01
Hohe IT-Security-Budgets alleine verhindern keine Angriffe – Technik reicht nicht aus.
Stoyan Ivanov Bozov
IT Solution Architect - Network & Cybersecurity
01
Hohe IT-Security-Budgets alleine verhindern keine Angriffe – Technik reicht nicht aus.
02
Menschliche Fehler und organisatorische Schwächen (z.B. fehlende MFA, Awareness, Notfallpläne) bleiben Hauptangriffsvektoren.
03
Zu viele unzusammenhängende Tools verstellen den Blick für das große Ganze und erschweren die Abwehr.
04
Compliance (Zertifizierungen, Audits) ist keine Garantie für Sicherheit – echte Übungen und kontinuierliche Verbesserung sind erforderlich.
05
Ein strukturierter Ansatz (z.B. 90-Tage-Plan) und regelmäßiges Üben sind essenziell für wirksame Cybersecurity.
Kurzfassung
Der Vortrag von Jan Bosow beleuchtet, warum Unternehmen trotz hoher Investitionen in IT-Security weiterhin kompromittiert werden. Er erklärt, dass technische Lösungen und Millionenbudgets allein keine Sicherheit garantieren und betont die Rolle des menschlichen Faktors sowie organisatorischer Schwächen. Maßnahmen wie Multifaktor-Authentifizierung, Bewusstseinsschulung und klare IT-Architekturen werden als entscheidend hervorgehoben. Bosow präsentiert typische Fehler im Sicherheitsmanagement und gibt konkrete Handlungsempfehlungen, etwa einen 90-Tage-Plan zur Verbesserung der Security. Insgesamt zeigt der Vortrag, dass nachhaltige Sicherheit mehr erfordert als einfach nur mehr Geld.
Langfassung
Der Vortrag von Jan Bosow auf der Bechtle Microsoft World 2026 beschäftigt sich mit den Gründen, warum Unternehmen trotz enormer IT-Security-Budgets weiterhin Opfer von Cyberangriffen werden. Die Ausgaben für IT-Sicherheit haben sich laut Studien von IBM und Gartner zwar erheblich erhöht, gleichzeitig wächst aber auch die Zahl erfolgreicher Angriffe. Bosow führt aus, dass ein bloßes 'Mehr' an Investitionen oft keinen entscheidenden Mehrwert bringt, da viele Unternehmen wichtige organisatorische und menschliche Maßnahmen vernachlässigen.

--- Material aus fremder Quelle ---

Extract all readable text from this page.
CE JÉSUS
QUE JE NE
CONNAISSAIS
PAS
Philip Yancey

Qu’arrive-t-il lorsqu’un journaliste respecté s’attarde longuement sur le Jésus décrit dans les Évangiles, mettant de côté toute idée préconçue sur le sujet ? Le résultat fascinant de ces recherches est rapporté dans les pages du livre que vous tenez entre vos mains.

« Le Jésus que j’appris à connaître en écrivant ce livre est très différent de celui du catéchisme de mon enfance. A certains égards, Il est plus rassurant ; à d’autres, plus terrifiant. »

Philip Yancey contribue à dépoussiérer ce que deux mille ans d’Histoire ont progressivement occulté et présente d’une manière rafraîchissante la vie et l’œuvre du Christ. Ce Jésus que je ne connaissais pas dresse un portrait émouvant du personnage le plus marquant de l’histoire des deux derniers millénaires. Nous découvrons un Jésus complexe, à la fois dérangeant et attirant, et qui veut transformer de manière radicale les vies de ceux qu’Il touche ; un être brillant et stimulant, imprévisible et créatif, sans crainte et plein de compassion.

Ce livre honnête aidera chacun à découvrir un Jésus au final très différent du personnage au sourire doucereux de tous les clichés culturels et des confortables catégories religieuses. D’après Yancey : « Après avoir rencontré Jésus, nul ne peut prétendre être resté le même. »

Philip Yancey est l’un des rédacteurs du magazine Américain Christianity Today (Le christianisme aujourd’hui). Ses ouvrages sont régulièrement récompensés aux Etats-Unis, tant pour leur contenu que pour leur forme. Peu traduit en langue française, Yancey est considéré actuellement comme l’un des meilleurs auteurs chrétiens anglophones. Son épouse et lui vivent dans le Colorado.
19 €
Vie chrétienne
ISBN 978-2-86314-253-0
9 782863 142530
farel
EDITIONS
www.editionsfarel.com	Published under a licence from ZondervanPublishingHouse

Bosow, IT-Solution-Architekt und Informationssicherheitsbeauftragter bei Bechtle, benennt sieben zentrale Schwachstellen, die Security-Investitionen wirkungslos machen können: eine Überfülle an Tools ohne gesamtheitliches Verständnis, mangelnde Identitätsverwaltung und MFA, Helpdesk-Schwächen (z.B. durch KI-basiertes Voice-Cloning), nicht kontrollierte Schatten-IT, fehlende Kontrolle über Dienstleister und Partner, übertriebene Cloud-Sicherheitsversprechen und mangelnde Präventions- und Notfallplanung. Statistisch relevant ist, dass etwa 64% der Sicherheitsverletzungen auf menschliche Fehler zurückgehen und rund 82% der Angriffe durch fehlende MFA ermöglicht werden. Die Komplexität moderner Security-Landschaften und Fachkräftemangel verschärfen das Problem.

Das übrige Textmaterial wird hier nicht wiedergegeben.